The book takes on the measure of the Democratic Party and mainstream liberal organizations, who have shown themselves to be completely inadequate to address the key questions facing working people today. It further seeks to understand the Trump phenomenon in the international context of rising right-wing populism emerging from the aftermath of the 2008 Great Recession.

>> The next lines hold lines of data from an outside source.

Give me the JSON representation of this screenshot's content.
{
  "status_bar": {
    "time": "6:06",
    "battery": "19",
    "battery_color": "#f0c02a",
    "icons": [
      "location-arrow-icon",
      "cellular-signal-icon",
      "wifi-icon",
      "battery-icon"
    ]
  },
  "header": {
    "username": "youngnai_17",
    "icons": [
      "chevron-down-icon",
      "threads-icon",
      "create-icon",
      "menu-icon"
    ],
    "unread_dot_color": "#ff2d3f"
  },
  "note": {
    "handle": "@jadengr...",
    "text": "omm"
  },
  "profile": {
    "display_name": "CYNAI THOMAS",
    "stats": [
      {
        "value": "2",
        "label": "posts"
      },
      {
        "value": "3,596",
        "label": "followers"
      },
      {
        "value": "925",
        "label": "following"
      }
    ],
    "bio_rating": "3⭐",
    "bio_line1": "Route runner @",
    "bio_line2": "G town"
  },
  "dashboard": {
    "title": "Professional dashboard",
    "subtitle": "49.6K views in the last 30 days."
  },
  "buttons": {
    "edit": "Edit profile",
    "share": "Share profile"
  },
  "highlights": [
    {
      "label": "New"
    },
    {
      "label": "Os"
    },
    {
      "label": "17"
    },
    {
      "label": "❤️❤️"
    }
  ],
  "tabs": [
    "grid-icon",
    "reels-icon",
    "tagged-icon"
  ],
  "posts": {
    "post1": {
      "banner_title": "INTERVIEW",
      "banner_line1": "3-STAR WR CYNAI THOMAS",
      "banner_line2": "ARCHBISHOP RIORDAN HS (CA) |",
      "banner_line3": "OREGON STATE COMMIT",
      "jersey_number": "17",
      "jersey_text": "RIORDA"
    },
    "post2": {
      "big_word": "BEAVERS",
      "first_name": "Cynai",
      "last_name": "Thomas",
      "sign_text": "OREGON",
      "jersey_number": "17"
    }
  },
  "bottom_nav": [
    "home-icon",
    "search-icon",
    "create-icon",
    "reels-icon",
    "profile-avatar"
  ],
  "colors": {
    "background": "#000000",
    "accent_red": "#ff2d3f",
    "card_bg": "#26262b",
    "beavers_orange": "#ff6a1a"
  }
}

Bread for All: The Origins of the Welfare State by Chris Renwick

English | September 7th, 2017 | ASIN: B06Y6494C3, ISBN: 0241186684 | 295 Pages | EPUB | 1.86 MB

‘Makes a gripping human story out of the wisest and most progressive policy achievement of any government in the history of the world … the welfare state deserves books this good’ Stuart Maconie, New Statesman, Books of the Year.
‘A brilliant book, full of little revelations’ Jon Cruddas, Prospect
‘Carefully argued, deftly balanced and wittily written, with countless lovely details’ Dominic Sandbrook, Sunday Times
A landmark book from a remarkable new historian, on a subject that has never been more important – or imperilled
Today, everybody seems to agree that something has gone badly wrong with the British welfare state. In the midst of economic crisis, politicians and commentators talk about benefits as a lifestyle choice, and of ‘skivers’ living off hard-working ‘strivers’ as they debate what a welfare state fit for the twenty-first century might look like.
This major new history tells the story of one the greatest transformations in British intellectual, social and political life: the creation of the welfare state, from the Victorian workhouse, where you had to be destitute to receive help, to a moment just after the Second World War, when government embraced responsibilities for people’s housing, education, health and family life, a commitment that was unimaginable just a century earlier. Though these changes were driven by developments in different and sometimes unexpected currents in British life, they were linked by one over-arching idea: that through rational and purposeful intervention, government can remake society. It was an idea that, during the early twentieth century, came to inspire people across the political spectrum.
In exploring this extraordinary transformation, Bread for All explores and challenges our assumptions about what the welfare state was originally for, and the kinds of people who were involved in creating it. In doing so, it asks what the idea continues to mean for us today.